Beni okula ilk defa götürmüştü sınavlarımdan dolayı izin vermişti eğitim almama ama her tenefüs başı hep onu görüyordum arabası okulun ön kapısındaydı arkadaşlarım aşk şarkıları söyleyerek onu gösteriyorlardı, okul bitince onun zoruyla mecburen alışveriş merkezine gittik iç çamaşırından tutun takısına kadar bakım ürünlerinden tutun kızsal şeylere varana kadar, herşeyi almıştı alışveriş merkezinden çıkarken ellerimizde bir yığın paketler vardı millet şaşıp kalıyordu, Doğan paketleri arabasının bagajına koyup korumalara dikkatli olmalarını söyleyip benim elimi tuttu ve bir restoranın oraya götürmeye başlayınca hem huzursuz oldum hemde garip bir şekilde mutlu olmuştum çünkü ilk defa bir erkeğin benim elimi böyle samimi ve karşılık beklemeden tutması beni mutlu etmişti ama huzursuzluğum da vardı...o beni bildiğiniz kaçırmıştı ve ben böyle birini bir katile böyle sempati duymam doğru değildi bu ben değildim ben değildim o ne zaman benim hayatıma girdi yada zorla girdi diyelim, dengem altüst olmuştu silahlar, çatışmalar kaçırılmam beni öpmesi sevmesi...elimi kibarca çekmek istediğimde daha sıkı tuttu ve sessizce söylendi.
"Sakın belli etme karşımızdan bize doğru gelen karı - koca düğündeki akrabalarımın yakınları" deyip gülümsemeye çalışınca içimden küfür edip gülümsemeye çalıştım, gayet şık giyinimli bey ve hanım karşımızda durmuş bize samimi bir şekilde gülücük yollamışlardı.
"Doğan nasılsın hayatım?"
"İyiyiz Allah'a şükür Sertap abla sen nasılsın?"
"İyiyiz bizde Allah'a şükür"
"Selamün aleyküm Doğan kardeş"
"Aleyküm selam Sinan"
"Nasıl gidiyor işler falan? Haberini aldık vurulmuşsun" dedi alaylı bir şekilde sonra gözleri benimle buluştu bakışlarında tehlikeli ve ezici bir hissiyat belirince Doğan'a daha çok sindim kolunun altına girince memnun oldu daha çok kendisine çekti ama Doğan şuan sinirliydi.
"Ne çabuk duyuluyor olaylar?
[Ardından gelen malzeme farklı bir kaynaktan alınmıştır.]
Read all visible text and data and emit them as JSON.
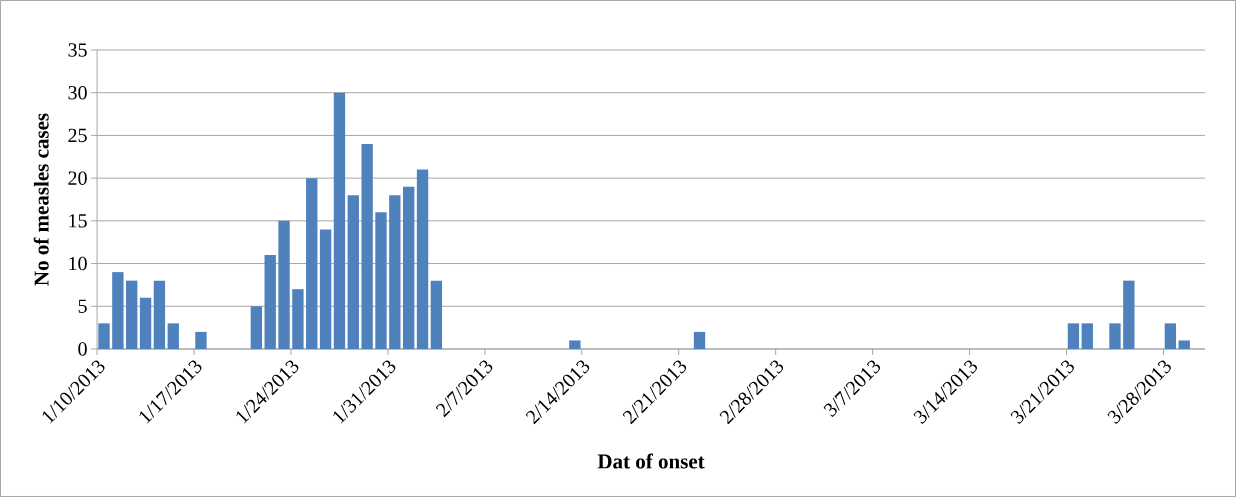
{
  "chart_data": {
    "type": "bar",
    "xlabel": "Dat of onset",
    "ylabel": "No of measles cases",
    "categories": [
      "1/10/2013",
      null,
      null,
      null,
      null,
      null,
      null,
      "1/17/2013",
      null,
      null,
      null,
      null,
      null,
      null,
      "1/24/2013",
      null,
      null,
      null,
      null,
      null,
      null,
      "1/31/2013",
      null,
      null,
      null,
      null,
      null,
      null,
      "2/7/2013",
      null,
      null,
      null,
      null,
      null,
      null,
      "2/14/2013",
      null,
      null,
      null,
      null,
      null,
      null,
      "2/21/2013",
      null,
      null,
      null,
      null,
      null,
      null,
      "2/28/2013",
      null,
      null,
      null,
      null,
      null,
      null,
      "3/7/2013",
      null,
      null,
      null,
      null,
      null,
      null,
      "3/14/2013",
      null,
      null,
      null,
      null,
      null,
      null,
      "3/21/2013",
      null,
      null,
      null,
      null,
      null,
      null,
      "3/28/2013",
      null,
      null
    ],
    "values": [
      3,
      9,
      8,
      6,
      8,
      3,
      0,
      2,
      0,
      0,
      0,
      5,
      11,
      15,
      7,
      20,
      14,
      30,
      18,
      24,
      16,
      18,
      19,
      21,
      8,
      0,
      0,
      0,
      0,
      0,
      0,
      0,
      0,
      0,
      1,
      0,
      0,
      0,
      0,
      0,
      0,
      0,
      0,
      2,
      0,
      0,
      0,
      0,
      0,
      0,
      0,
      0,
      0,
      0,
      0,
      0,
      0,
      0,
      0,
      0,
      0,
      0,
      0,
      0,
      0,
      0,
      0,
      0,
      0,
      0,
      3,
      3,
      0,
      3,
      8,
      0,
      0,
      3,
      1,
      0
    ],
    "color": "#4f81bd",
    "ylim": [
      0,
      35
    ],
    "yticks": [
      0,
      5,
      10,
      15,
      20,
      25,
      30,
      35
    ],
    "grid": "y"
  }
}
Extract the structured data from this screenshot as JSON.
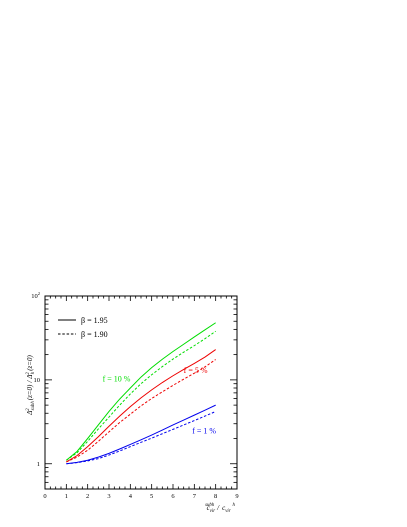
{
  "chart_data": {
    "type": "line",
    "title": "",
    "xlabel": {
      "c1": "c",
      "sub1": "vir",
      "sup1": "subh",
      "sep": "/",
      "c2": "c",
      "sub2": "vir",
      "sup2": "h"
    },
    "ylabel": {
      "delta1": "Δ",
      "sup1": "2",
      "sub1": "subh",
      "arg1": "(z=0)",
      "sep": "/",
      "delta2": "Δ",
      "sup2": "2",
      "sub2": "h",
      "arg2": "(z=0)"
    },
    "xlim": [
      0,
      9
    ],
    "ylim": [
      0.5,
      100
    ],
    "yscale": "log",
    "x_ticks": [
      "0",
      "1",
      "2",
      "3",
      "4",
      "5",
      "6",
      "7",
      "8",
      "9"
    ],
    "y_ticks": [
      {
        "value": 1,
        "label": "1"
      },
      {
        "value": 10,
        "label": "10"
      },
      {
        "value": 100,
        "label": "10",
        "sup": "2"
      }
    ],
    "legend": {
      "position": "top-left",
      "entries": [
        {
          "label": "β = 1.95",
          "dash": "solid"
        },
        {
          "label": "β = 1.90",
          "dash": "dashed"
        }
      ]
    },
    "series": [
      {
        "group": "f = 10 %",
        "color": "#00dd00",
        "dash": "solid",
        "x": [
          1,
          1.5,
          2,
          2.5,
          3,
          3.5,
          4,
          4.5,
          5,
          5.5,
          6,
          6.5,
          7,
          7.5,
          8
        ],
        "y": [
          1.1,
          1.4,
          2.0,
          2.9,
          4.2,
          5.9,
          8.0,
          10.8,
          14.0,
          17.6,
          21.8,
          26.6,
          32.5,
          39.5,
          48.0
        ]
      },
      {
        "group": "f = 10 %",
        "color": "#00dd00",
        "dash": "dashed",
        "x": [
          1,
          1.5,
          2,
          2.5,
          3,
          3.5,
          4,
          4.5,
          5,
          5.5,
          6,
          6.5,
          7,
          7.5,
          8
        ],
        "y": [
          1.1,
          1.35,
          1.85,
          2.6,
          3.6,
          5.0,
          6.8,
          9.0,
          11.5,
          14.4,
          17.7,
          21.4,
          25.6,
          31.0,
          38.0
        ]
      },
      {
        "group": "f = 5 %",
        "color": "#ee0000",
        "dash": "solid",
        "x": [
          1,
          1.5,
          2,
          2.5,
          3,
          3.5,
          4,
          4.5,
          5,
          5.5,
          6,
          6.5,
          7,
          7.5,
          8
        ],
        "y": [
          1.05,
          1.25,
          1.6,
          2.1,
          2.8,
          3.7,
          4.8,
          6.1,
          7.6,
          9.3,
          11.2,
          13.3,
          15.7,
          18.7,
          23.0
        ]
      },
      {
        "group": "f = 5 %",
        "color": "#ee0000",
        "dash": "dashed",
        "x": [
          1,
          1.5,
          2,
          2.5,
          3,
          3.5,
          4,
          4.5,
          5,
          5.5,
          6,
          6.5,
          7,
          7.5,
          8
        ],
        "y": [
          1.05,
          1.2,
          1.45,
          1.85,
          2.4,
          3.1,
          3.9,
          4.9,
          6.0,
          7.2,
          8.6,
          10.2,
          12.0,
          14.3,
          17.5
        ]
      },
      {
        "group": "f = 1 %",
        "color": "#0000ee",
        "dash": "solid",
        "x": [
          1,
          1.5,
          2,
          2.5,
          3,
          3.5,
          4,
          4.5,
          5,
          5.5,
          6,
          6.5,
          7,
          7.5,
          8
        ],
        "y": [
          1.0,
          1.04,
          1.1,
          1.2,
          1.33,
          1.5,
          1.7,
          1.93,
          2.2,
          2.52,
          2.9,
          3.32,
          3.8,
          4.35,
          5.0
        ]
      },
      {
        "group": "f = 1 %",
        "color": "#0000ee",
        "dash": "dashed",
        "x": [
          1,
          1.5,
          2,
          2.5,
          3,
          3.5,
          4,
          4.5,
          5,
          5.5,
          6,
          6.5,
          7,
          7.5,
          8
        ],
        "y": [
          1.0,
          1.03,
          1.08,
          1.15,
          1.27,
          1.42,
          1.6,
          1.8,
          2.02,
          2.28,
          2.57,
          2.9,
          3.27,
          3.7,
          4.2
        ]
      }
    ],
    "annotations": [
      {
        "text": "f = 10 %",
        "color": "#00dd00",
        "x": 2.7,
        "y": 9.5
      },
      {
        "text": "f = 5 %",
        "color": "#ee0000",
        "x": 6.5,
        "y": 12.0
      },
      {
        "text": "f = 1 %",
        "color": "#0000ee",
        "x": 6.9,
        "y": 2.3
      }
    ]
  }
}
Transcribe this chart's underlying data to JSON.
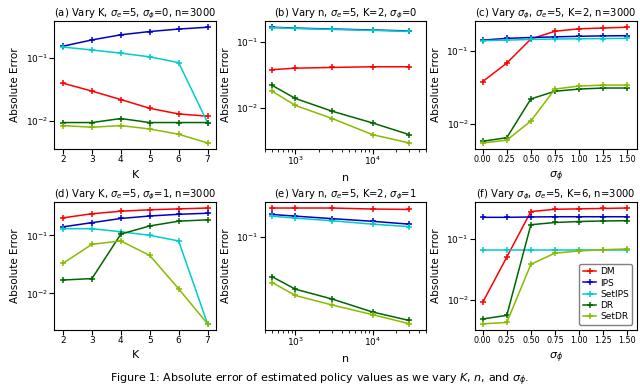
{
  "colors": {
    "DM": "#ff0000",
    "IPS": "#0000cc",
    "SetIPS": "#00cccc",
    "DR": "#006600",
    "SetDR": "#88bb00"
  },
  "subplot_titles": [
    "(a) Vary K, $\\sigma_e$=5, $\\sigma_\\phi$=0, n=3000",
    "(b) Vary n, $\\sigma_e$=5, K=2, $\\sigma_\\phi$=0",
    "(c) Vary $\\sigma_\\phi$, $\\sigma_e$=5, K=2, n=3000",
    "(d) Vary K, $\\sigma_e$=5, $\\sigma_\\phi$=1, n=3000",
    "(e) Vary n, $\\sigma_e$=5, K=2, $\\sigma_\\phi$=1",
    "(f) Vary $\\sigma_\\phi$, $\\sigma_e$=5, K=6, n=3000"
  ],
  "panel_a": {
    "x": [
      2,
      3,
      4,
      5,
      6,
      7
    ],
    "DM": [
      0.04,
      0.03,
      0.022,
      0.016,
      0.013,
      0.012
    ],
    "IPS": [
      0.155,
      0.195,
      0.235,
      0.265,
      0.29,
      0.31
    ],
    "SetIPS": [
      0.15,
      0.135,
      0.12,
      0.105,
      0.085,
      0.0095
    ],
    "DR": [
      0.0095,
      0.0095,
      0.011,
      0.0095,
      0.0095,
      0.0095
    ],
    "SetDR": [
      0.0085,
      0.008,
      0.0085,
      0.0075,
      0.0062,
      0.0045
    ]
  },
  "panel_b": {
    "x": [
      500,
      1000,
      3000,
      10000,
      30000
    ],
    "DM": [
      0.038,
      0.04,
      0.041,
      0.042,
      0.042
    ],
    "IPS": [
      0.165,
      0.16,
      0.155,
      0.15,
      0.145
    ],
    "SetIPS": [
      0.163,
      0.158,
      0.153,
      0.148,
      0.143
    ],
    "DR": [
      0.022,
      0.014,
      0.009,
      0.006,
      0.004
    ],
    "SetDR": [
      0.018,
      0.011,
      0.007,
      0.004,
      0.003
    ]
  },
  "panel_c": {
    "x": [
      0.0,
      0.25,
      0.5,
      0.75,
      1.0,
      1.25,
      1.5
    ],
    "DM": [
      0.038,
      0.068,
      0.145,
      0.185,
      0.2,
      0.205,
      0.21
    ],
    "IPS": [
      0.14,
      0.148,
      0.152,
      0.155,
      0.158,
      0.16,
      0.161
    ],
    "SetIPS": [
      0.138,
      0.14,
      0.143,
      0.145,
      0.146,
      0.147,
      0.148
    ],
    "DR": [
      0.0058,
      0.0065,
      0.022,
      0.028,
      0.03,
      0.031,
      0.031
    ],
    "SetDR": [
      0.0055,
      0.006,
      0.011,
      0.03,
      0.033,
      0.034,
      0.034
    ]
  },
  "panel_d": {
    "x": [
      2,
      3,
      4,
      5,
      6,
      7
    ],
    "DM": [
      0.2,
      0.235,
      0.26,
      0.275,
      0.285,
      0.295
    ],
    "IPS": [
      0.14,
      0.165,
      0.195,
      0.215,
      0.23,
      0.24
    ],
    "SetIPS": [
      0.13,
      0.13,
      0.115,
      0.1,
      0.08,
      0.003
    ],
    "DR": [
      0.017,
      0.018,
      0.105,
      0.145,
      0.175,
      0.185
    ],
    "SetDR": [
      0.033,
      0.07,
      0.08,
      0.045,
      0.012,
      0.003
    ]
  },
  "panel_e": {
    "x": [
      500,
      1000,
      3000,
      10000,
      30000
    ],
    "DM": [
      0.205,
      0.205,
      0.205,
      0.2,
      0.198
    ],
    "IPS": [
      0.175,
      0.168,
      0.158,
      0.148,
      0.138
    ],
    "SetIPS": [
      0.168,
      0.16,
      0.15,
      0.138,
      0.13
    ],
    "DR": [
      0.038,
      0.028,
      0.022,
      0.016,
      0.013
    ],
    "SetDR": [
      0.033,
      0.024,
      0.019,
      0.015,
      0.012
    ]
  },
  "panel_f": {
    "x": [
      0.0,
      0.25,
      0.5,
      0.75,
      1.0,
      1.25,
      1.5
    ],
    "DM": [
      0.009,
      0.05,
      0.28,
      0.305,
      0.31,
      0.315,
      0.32
    ],
    "IPS": [
      0.225,
      0.225,
      0.228,
      0.23,
      0.23,
      0.23,
      0.23
    ],
    "SetIPS": [
      0.065,
      0.065,
      0.065,
      0.065,
      0.065,
      0.065,
      0.065
    ],
    "DR": [
      0.0048,
      0.0055,
      0.17,
      0.185,
      0.192,
      0.196,
      0.198
    ],
    "SetDR": [
      0.004,
      0.0042,
      0.038,
      0.058,
      0.063,
      0.066,
      0.068
    ]
  },
  "figure_caption": "Figure 1: Absolute error of estimated policy values as we vary $K$, $n$, and $\\sigma_\\phi$.",
  "ylabel": "Absolute Error",
  "xlabel_K": "K",
  "xlabel_n": "n",
  "xlabel_sigma": "$\\sigma_\\phi$",
  "legend_methods": [
    "DM",
    "IPS",
    "SetIPS",
    "DR",
    "SetDR"
  ]
}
Özel bir spiker mi tuttun hayatımla ilgili bilgileri yayman için?" bu sözün altında kalsa iyi olurdu aslında Sinan beyin çünkü cevap verirse olay yeri inceleme haline geleceği bariz bir gerçekti, eşi Sertap hanım kocasına sert bir bakış atıp Doğan'a döndü.
"Kuzum sen Sinan'a bakma o hep böyle sivri dilli işte"
"Bilirim" dedi Doğan tehlikeli bir şekilde, Sertap hanım eşine göre daha naif daha sevecen duruyordu yeşil gözleri benimle buluştu öyle içten davranmış bakmıştı ki demezdiniz yani bu kadın nasıl o kadar zenginliğin içinden böyle burnu havada çıkmadı? Bende şaşkına girsem de bazı zenginler egolu değildi sanırım, elini uzatınca bende aynı içtenlikle tutup selamlaştım.
"Nasılsın bir tanem?"
"İyiyim Sertap hanım siz?"
"Ay valla ne olsun çoluk çocuk uğraşıyoruz bizim ikizler var ikisi de kız iki oğlumuz var onları eve postaladık hizmetçi bakıyor bizde kendimize vakit ayırmak için dışarı çıktık" gözlerim büyüse de bozuntuya vermedim ama dört çocuk nedir? Çok çalışmışlar belli, gülümsedim ve içten bir şekilde cevap verdim.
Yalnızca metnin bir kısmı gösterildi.